Christian educators say Israeli policies could force school closures

Dozens of Christian schools in Israel could be shutting their doors this school year, but a Catholic priest is hoping a meeting with government officials can avoid that.

Christian educators warn that funding discrimination by the Israel's Ministry of Education may force the closure of about 48 Christian schools, affecting some 33,000 pupils—roughly half Christian, half Muslim—who attend the institutions. 


Many of the educational institutions existed before Israel's founding in 1948 and have excellent academic records countrywide. 

Educators on the Christian schools committee said they have withstood prodding by the Education Ministry for the schools to become part of Israel's officially recognized school system. Such a move would mean losing the schools' Christian identity, ethos and the ability to teach Christian values.

"The Education Ministry is financially strangling the Christian schools that have existed for hundreds of years," said Franciscan Father Abdel Masih Fahim, president of the committee of Catholic schools.

But Father Fahim told Catholic News Service he is expecting something positive to result from a meeting expected with Israeli Education Ministry officials Aug. 23. 

"We are waiting for a solution. All children in Israel should have their rights from the government," he said via telephone from Ramla, Israel. 

While Christian schools and those of the Jewish ultra-Orthodox are recognized by the state, they are not part of Israel's official educational system. This allows them to create their own curriculum according to their religious beliefs and values, appoint their own principals and teachers and have authority over their own buildings.

But that's where the similarities end. Israel's Education Ministry provides 100 percent funding for 200,000 ultra-Orthodox students in religious, nonpublic schools, but has whittled its finance of Christian schools over the past decade down to about 34 percent, Father Fahim said, quoting a study by Israel's parliament.

"We want 100 percent funding for all children," the priest said. He said that Christian schools also do not receive the new technology available elsewhere.

Israeli Christians believe this is unfair treatment because Israeli national law prohibits discrimination in education.

Despite the challenges, Christians have reportedly earned the highest rate of success in Israel's matriculation exams, known as Bagrut, which largely determines who is admitted to a state university.

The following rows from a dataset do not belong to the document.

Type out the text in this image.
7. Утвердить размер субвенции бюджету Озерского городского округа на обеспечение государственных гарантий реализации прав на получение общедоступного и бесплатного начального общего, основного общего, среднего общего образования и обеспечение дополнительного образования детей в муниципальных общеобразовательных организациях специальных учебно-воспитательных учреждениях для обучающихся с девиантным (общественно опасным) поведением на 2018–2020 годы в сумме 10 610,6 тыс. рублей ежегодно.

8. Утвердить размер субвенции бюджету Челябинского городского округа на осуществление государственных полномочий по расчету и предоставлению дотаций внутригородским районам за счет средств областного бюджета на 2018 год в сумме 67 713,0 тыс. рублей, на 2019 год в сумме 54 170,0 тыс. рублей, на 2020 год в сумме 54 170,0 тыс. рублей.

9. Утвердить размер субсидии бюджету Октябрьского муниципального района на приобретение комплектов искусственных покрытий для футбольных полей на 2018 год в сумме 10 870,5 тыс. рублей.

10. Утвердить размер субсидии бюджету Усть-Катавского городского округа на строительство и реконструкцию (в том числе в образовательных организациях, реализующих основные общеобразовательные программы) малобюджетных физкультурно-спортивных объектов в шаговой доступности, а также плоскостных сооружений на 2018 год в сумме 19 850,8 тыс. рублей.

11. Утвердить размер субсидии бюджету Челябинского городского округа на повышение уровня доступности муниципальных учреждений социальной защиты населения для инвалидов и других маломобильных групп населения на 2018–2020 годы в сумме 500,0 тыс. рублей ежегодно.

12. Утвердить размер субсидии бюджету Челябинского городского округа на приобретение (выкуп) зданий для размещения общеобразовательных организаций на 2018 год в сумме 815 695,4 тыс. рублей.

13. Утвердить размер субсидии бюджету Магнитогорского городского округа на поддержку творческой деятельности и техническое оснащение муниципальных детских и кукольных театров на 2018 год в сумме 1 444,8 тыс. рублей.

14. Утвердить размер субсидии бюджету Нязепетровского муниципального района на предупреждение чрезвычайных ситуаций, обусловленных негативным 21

"The Christians schools are following the curriculum of the Ministry of Education, but that is not the case with some of the other schools," Father Fahim added.

Meanwhile, a 1993 agreement between Israel and the Vatican also sets down a promise by Israel not to change the status quo of the church's institutions in the Jewish state.

Another member on the committee of Christian schools, the Director General of the Nazareth Baptist School, Boutros Mansour, said that as the Education Ministry has been cutting back year by year on funds that should be allotted to Christian schools, the schools have been force to raise tuition by some $6,350 per student per year. However, many families find it difficult to afford the price hike. 

This year, the Education Ministry tightened the restrictions further by stipulating that a limit of $3,528 per pupil per year is the maximum amount schools are allowed to charge parents.

Some Christians see this move as the government trying to press the Christians schools into becoming public schools. 

"If this is the case, the whole Christian faith emphasis would be lost," Mansour told CNS from Nazareth. 

He said Christian schools provide an "important base of establishing Christian identity in Israel."

"Without them, he said, "there is almost no social identity," aside from church.